Dating, rejection, abandonment

I write, often, about themes relating to rejection and abandonment. It’s not hot. I know that.

And yet, there’s something about courting those experiences that draws me, inexorably.

The other night, I had a date. It was a great date. It didn’t end in sex – it ended in two chaste kisses, one, on the cheeks, and one, just on the edge of the lips. We said good-bye, having planned a much less chaste date in the very near future.

I won’t go into the details of the woman, or the date. One day soon, maybe I’ll share what I’ve written on those subjects. For now, though, what I want to explore is my relationship to the aftermath of the date.

For reasons that have nothing to do with me, she says, my date changed her mind. Twelve hours after our date ended, she was in a different place than she’d been when we said good-bye. She took longer than I might have liked to tell me that, and her communication with me since then has been… limited. (Though she took longer than I might have liked, she did nothing wrong.)

She’s not ghosting on me (I think). She’s working through some shit. Maybe one day, I can be helpful in that project. Maybe not today. If I had my druthers, she would say that a little more forthrightly: “I’m so sorry,” she might say. “I need to work through some shit, and I’ll be back with you in a week’s time, either to reengage, or to tell you I need some more time.” Or, simply, “It was fun meeting, but I’m not in a place to proceed right now. I’m sorry.”

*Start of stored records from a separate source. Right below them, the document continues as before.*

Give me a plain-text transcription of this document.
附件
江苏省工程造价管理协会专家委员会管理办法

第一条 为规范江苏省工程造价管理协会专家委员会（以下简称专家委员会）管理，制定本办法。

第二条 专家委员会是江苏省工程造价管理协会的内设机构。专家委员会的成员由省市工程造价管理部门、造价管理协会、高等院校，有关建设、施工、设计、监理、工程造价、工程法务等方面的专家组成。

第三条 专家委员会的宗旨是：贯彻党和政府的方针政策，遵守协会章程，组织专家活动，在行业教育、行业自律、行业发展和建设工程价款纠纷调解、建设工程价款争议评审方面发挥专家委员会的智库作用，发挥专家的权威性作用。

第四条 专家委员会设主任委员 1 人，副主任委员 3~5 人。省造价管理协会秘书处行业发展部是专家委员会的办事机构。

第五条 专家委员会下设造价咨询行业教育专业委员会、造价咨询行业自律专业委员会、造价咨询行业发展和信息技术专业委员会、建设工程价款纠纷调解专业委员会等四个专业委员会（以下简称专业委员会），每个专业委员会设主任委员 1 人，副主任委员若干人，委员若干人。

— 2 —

What she said, though, was, essentially, “I’m sorry – I’m stuck in my head, doing a lot of thinking.” She pointedly did not promise anything about the future. But neither did she foreclose anything. And so here I am, stuck in my head, wondering, “SO?????????”

I’m not complaining about her behavior. I’m observing my response to it. I’m observing how much I hate this open-ended, ambiguous, uncertain, unknown zone. She might resurface. She might not. I don’t want her to reject me, but part of me would prefer rejection to limbo.

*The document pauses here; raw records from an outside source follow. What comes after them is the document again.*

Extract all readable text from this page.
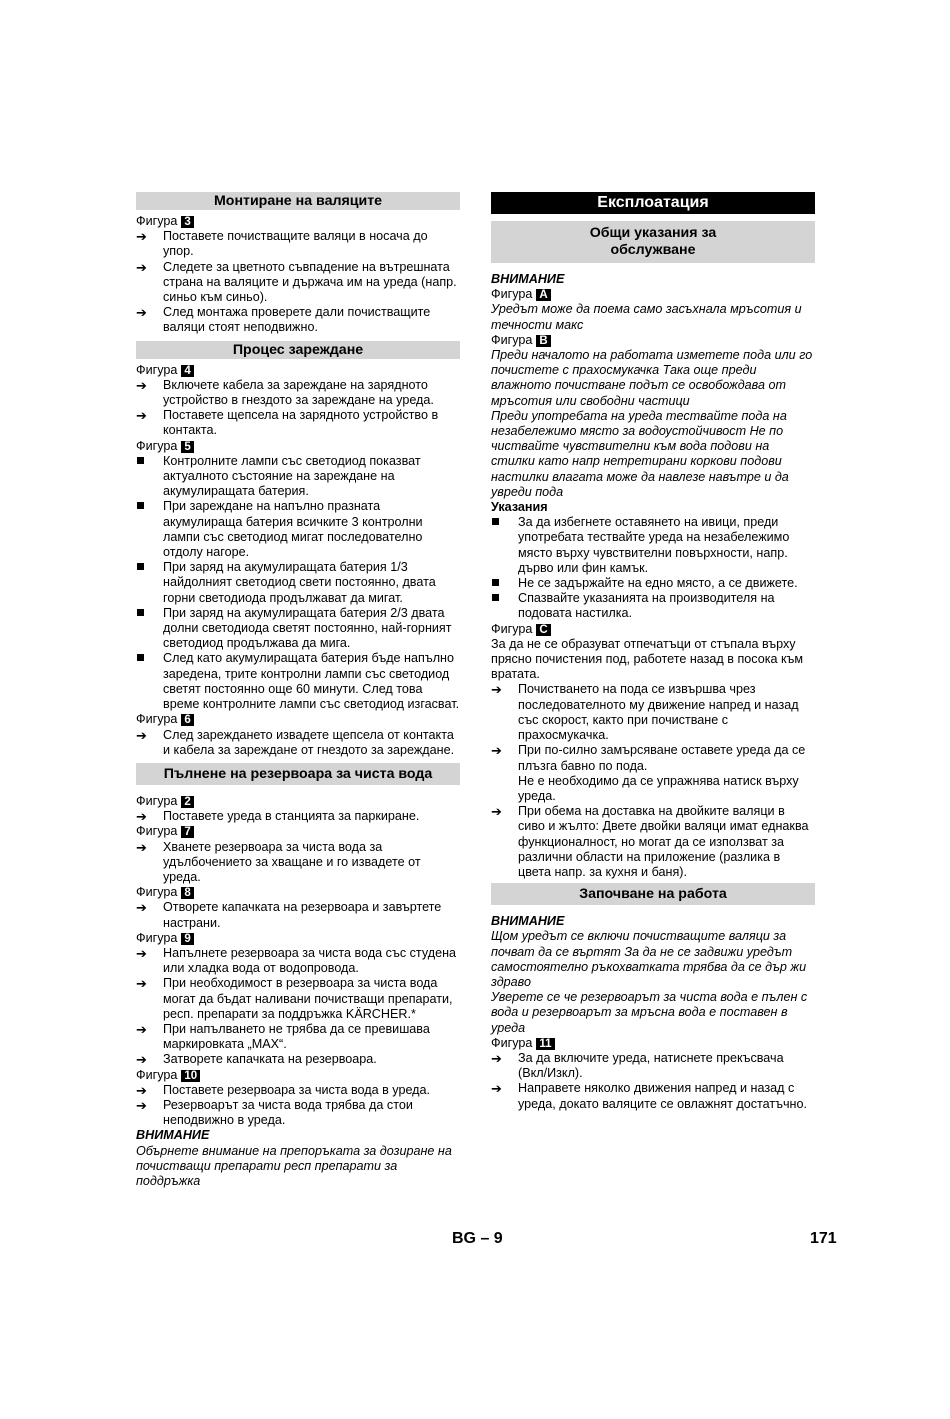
Монтиране на валяците

Фигура 3

➔
Поставете почистващите валяци в носача до упор.
➔
Следете за цветното съвпадение на вътрешната страна на валяците и държача им на уреда (напр. синьо към синьо).
➔
След монтажа проверете дали почистващите валяци стоят неподвижно.
Процес зареждане

Фигура 4

➔
Включете кабела за зареждане на зарядното устройство в гнездото за зареждане на уреда.
➔
Поставете щепсела на зарядното устройство в контакта.

Фигура 5

Контролните лампи със светодиод показват актуалното състояние на зареждане на акумулиращата батерия.
При зареждане на напълно празната акумулираща батерия всичките 3 контролни лампи със светодиод мигат последователно отдолу нагоре.
При заряд на акумулиращата батерия 1/3 найдолният светодиод свети постоянно, двата горни светодиода продължават да мигат.
При заряд на акумулиращата батерия 2/3 двата долни светодиода светят постоянно, най-горният светодиод продължава да мига.
След като акумулиращата батерия бъде напълно заредена, трите контролни лампи със светодиод светят постоянно още 60 минути. След това време контролните лампи със светодиод изгасват.

Фигура 6

➔
След зареждането извадете щепсела от контакта и кабела за зареждане от гнездото за зареждане.
Пълнене на резервоара за чиста вода

Фигура 2

➔
Поставете уреда в станцията за паркиране.

Фигура 7

➔
Хванете резервоара за чиста вода за удълбочението за хващане и го извадете от уреда.

Фигура 8

➔
Отворете капачката на резервоара и завъртете настрани.

Фигура 9

➔
Напълнете резервоара за чиста вода със студена или хладка вода от водопровода.
➔
При необходимост в резервоара за чиста вода могат да бъдат наливани почистващи препарати, респ. препарати за поддръжка KÄRCHER.*
➔
При напълването не трябва да се превишава маркировката „MAX“.
➔
Затворете капачката на резервоара.

Фигура 10

➔
Поставете резервоара за чиста вода в уреда.
➔
Резервоарът за чиста вода трябва да стои неподвижно в уреда.

ВНИМАНИЕ

Обърнете внимание на препоръката за дозиране на почистващи препарати респ препарати за поддръжка

Експлоатация
Общи указания за
обслужване

ВНИМАНИЕ

Фигура A

Уредът може да поема само засъхнала мръсотия и течности макс

Фигура B

Преди началото на работата изметете пода или го почистете с прахосмукачка Така още преди влажното почистване подът се освобождава от мръсотия или свободни частици

Преди употребата на уреда тествайте пода на незабележимо място за водоустойчивост Не по чиствайте чувствителни към вода подови на стилки като напр нетретирани коркови подови настилки влагата може да навлезе навътре и да увреди пода

Указания

За да избегнете оставянето на ивици, преди употребата тествайте уреда на незабележимо място върху чувствителни повърхности, напр. дърво или фин камък.
Не се задържайте на едно място, а се движете.
Спазвайте указанията на производителя на подовата настилка.

Фигура C

За да не се образуват отпечатъци от стъпала върху прясно почистения под, работете назад в посока към вратата.

➔
Почистването на пода се извършва чрез последователното му движение напред и назад със скорост, както при почистване с прахосмукачка.
➔
При по-силно замърсяване оставете уреда да се плъзга бавно по пода.
Не е необходимо да се упражнява натиск върху уреда.
➔
При обема на доставка на двойките валяци в сиво и жълто: Двете двойки валяци имат еднаква функционалност, но могат да се използват за различни области на приложение (разлика в цвета напр. за кухня и баня).
Започване на работа

ВНИМАНИЕ

Щом уредът се включи почистващите валяци за почват да се въртят За да не се задвижи уредът самостоятелно ръкохватката трябва да се дър жи здраво

Уверете се че резервоарът за чиста вода е пълен с вода и резервоарът за мръсна вода е поставен в уреда

Фигура 11

➔
За да включите уреда, натиснете прекъсвача (Вкл/Изкл).
➔
Направете няколко движения напред и назад с уреда, докато валяците се овлажнят достатъчно.
BG – 9	171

And I’m struck by my desperation. I’m fighting my urge to write her. I want clarity. I want to medicate my anxiety in the moment by prompting something, anything from her.

Desperation isn’t sexy, and I want to be clear: my desperation isn’t about her. It’s about something primal, something early. It’s about something that happened, most likely, long before she was even born (she’s a bit younger than I am).

Anyway: I expect I most likely will hear from her again. I have no way of predicting what, or when. And that sucks. Mostly, it sucks because of that shit that happened decades ago.